Once the auto loan is taken care of, your combined minimum monthly payments will be down to $450, leaving you $550 extra out of your $1,000 monthly payoff budget to apply toward your next-biggest debt, the credit card. Once that’s paid off, all $1,000 of your monthly payoff budget can go to the student loan until you’re debt-free.

Debt-Avalanche Method Defined

This approach also focuses on paying off one debt at a time. Under the avalanche method, instead of starting with the smallest debt balance, you start with your highest-interest debt, regardless of how much you owe.

For most people, that would mean starting with high-interest credit cards, then moving on to loans ranked by interest rate (highest to lowest).

How the Avalanche Method Works

It works much the same way as the snowball method. You decide how much money you can spend each month paying down debts, pay your required minimum monthly payments on all debts, and apply whatever is left over to your highest-interest debt until it’s paid off. Then you tackle your second-highest interest debt and so on.

Snowball vs. Avalanche

The argument for the snowball method is that you’ll quickly get a psychological lift from paying off a small debt relatively quickly, inspiring you to keep going. You may also eliminate one of your debts sooner than with the avalanche system.

On the other hand, advocates for the avalanche method argue you’ll pay more in the long run if you don’t tackle your high-interest debt first because otherwise it will continue to compound and grow. By trimming interest faster, you might pay off all your debts a little sooner.

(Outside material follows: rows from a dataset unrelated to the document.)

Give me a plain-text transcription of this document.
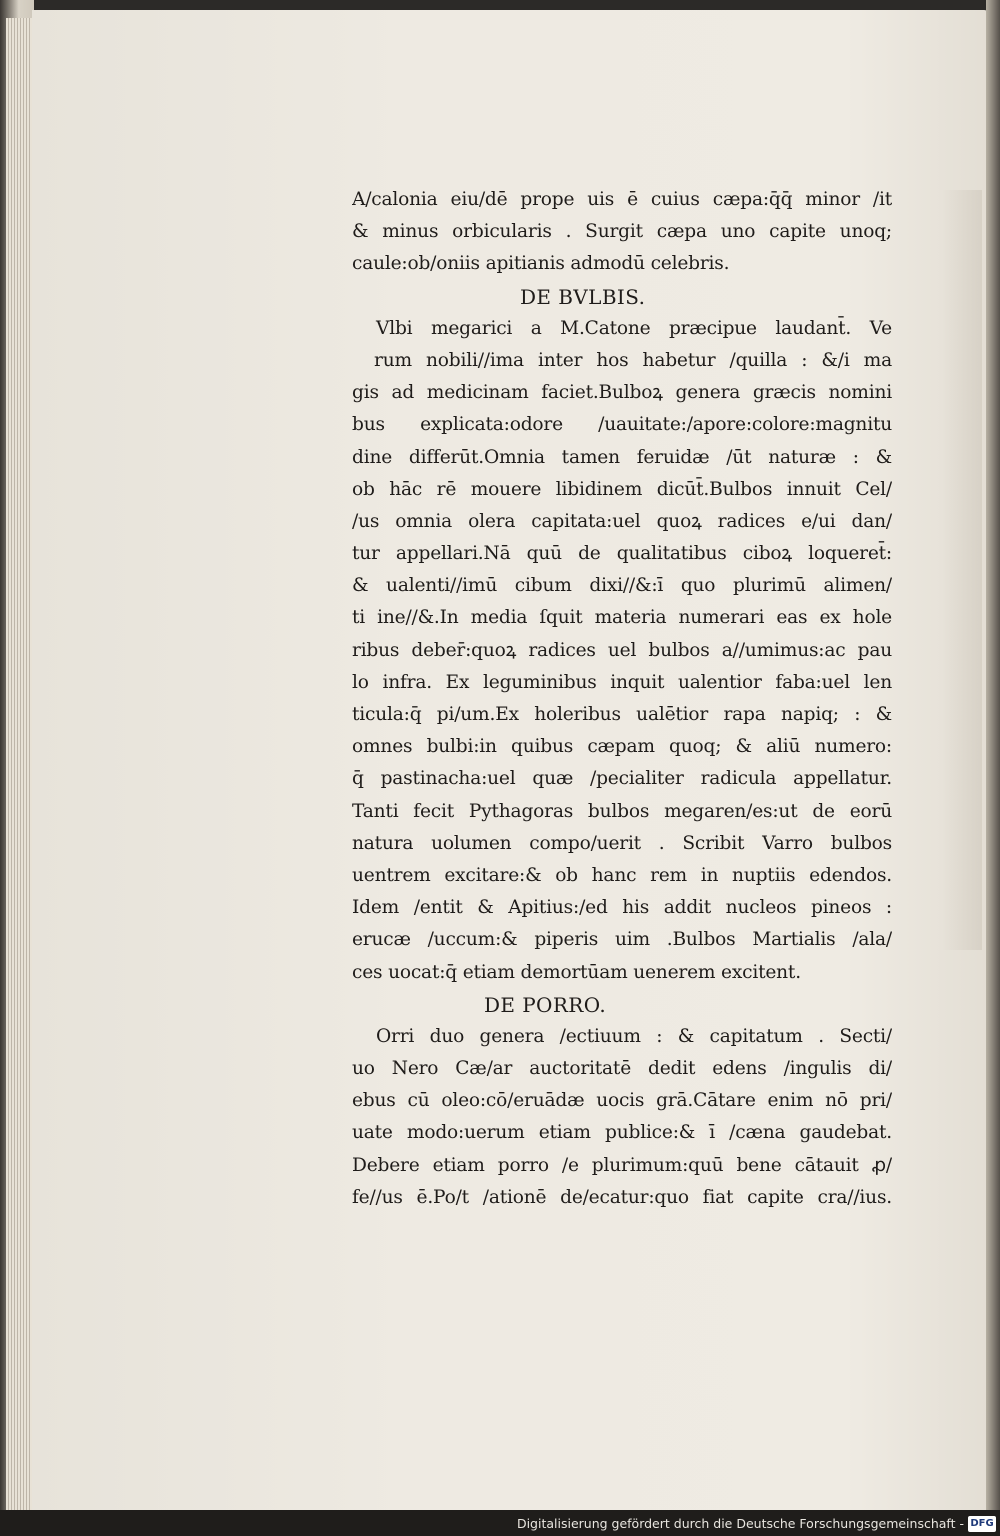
A/calonia eiu/dē prope uis ē cuius cæpa:q̄q̄ minor /it
& minus orbicularis . Surgit cæpa uno capite unoq;
caule:ob/oniis apitianis admodū celebris.
DE BVLBIS.
Vlbi megarici a M.Catone præcipue laudant̄. Ve
rum nobili//ima inter hos habetur /quilla : &/i ma
gis ad medicinam faciet.Bulboꝝ genera græcis nomini
bus explicata:odore /uauitate:/apore:colore:magnitu
dine differūt.Omnia tamen feruidæ /ūt naturæ : &
ob hāc rē mouere libidinem dicūt̄.Bulbos innuit Cel/
/us omnia olera capitata:uel quoꝝ radices e/ui dan/
tur appellari.Nā quū de qualitatibus ciboꝝ loqueret̄:
& ualenti//imū cibum dixi//&:ī quo plurimū alimen/
ti ine//&.In media ſquit materia numerari eas ex hole
ribus deber̄:quoꝝ radices uel bulbos a//umimus:ac pau
lo infra. Ex leguminibus inquit ualentior faba:uel len
ticula:q̄ pi/um.Ex holeribus ualētior rapa napiq; : &
omnes bulbi:in quibus cæpam quoq; & aliū numero:
q̄ pastinacha:uel quæ /pecialiter radicula appellatur.
Tanti fecit Pythagoras bulbos megaren/es:ut de eorū
natura uolumen compo/uerit . Scribit Varro bulbos
uentrem excitare:& ob hanc rem in nuptiis edendos.
Idem /entit & Apitius:/ed his addit nucleos pineos :
erucæ /uccum:& piperis uim .Bulbos Martialis /ala/
ces uocat:q̄ etiam demortūam uenerem excitent.
DE PORRO.
Orri duo genera /ectiuum : & capitatum . Secti/
uo Nero Cæ/ar auctoritatē dedit edens /ingulis di/
ebus cū oleo:cō/eruādæ uocis grā.Cātare enim nō pri/
uate modo:uerum etiam publice:& ī /cæna gaudebat.
Debere etiam porro /e plurimum:quū bene cātauit ꝓ/
fe//us ē.Po/t /ationē de/ecatur:quo fiat capite cra//ius.
Digitalisierung gefördert durch die Deutsche Forschungsgemeinschaft - DFG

In some cases, you can use both methods simultaneously, if your smallest debt happens to be a high-interest credit card balance, for example.

First, Consider This

Before embarking on either payoff approach, make sure you have enough money to cover emergencies and your regular living expenses, like rent, groceries, and utilities.

You’ll need to be disciplined to make these plans work. In setting a monthly amount to apply to your debts, make sure it’s a figure you can live with monthly, year after year. Some online debt-repayment calculators can help you develop a debt plan.

However you tackle your debt, don’t add expensive new debt to pay off old debt. For example, avoid drawing cash advances off your credit cards to apply to current debts. Credit card companies often charge a higher interest rate for cash advances than for purchases, plus a fee. That said, you may be able to refinance high-interest credit cards with a lower-interest personal loan or line of credit, depending on your credit rating.

If your debt is overwhelming, help is available. The Federal Trade Commission offers advice here on coping with overwhelming debt, including ways to find a reputable debt-relief service.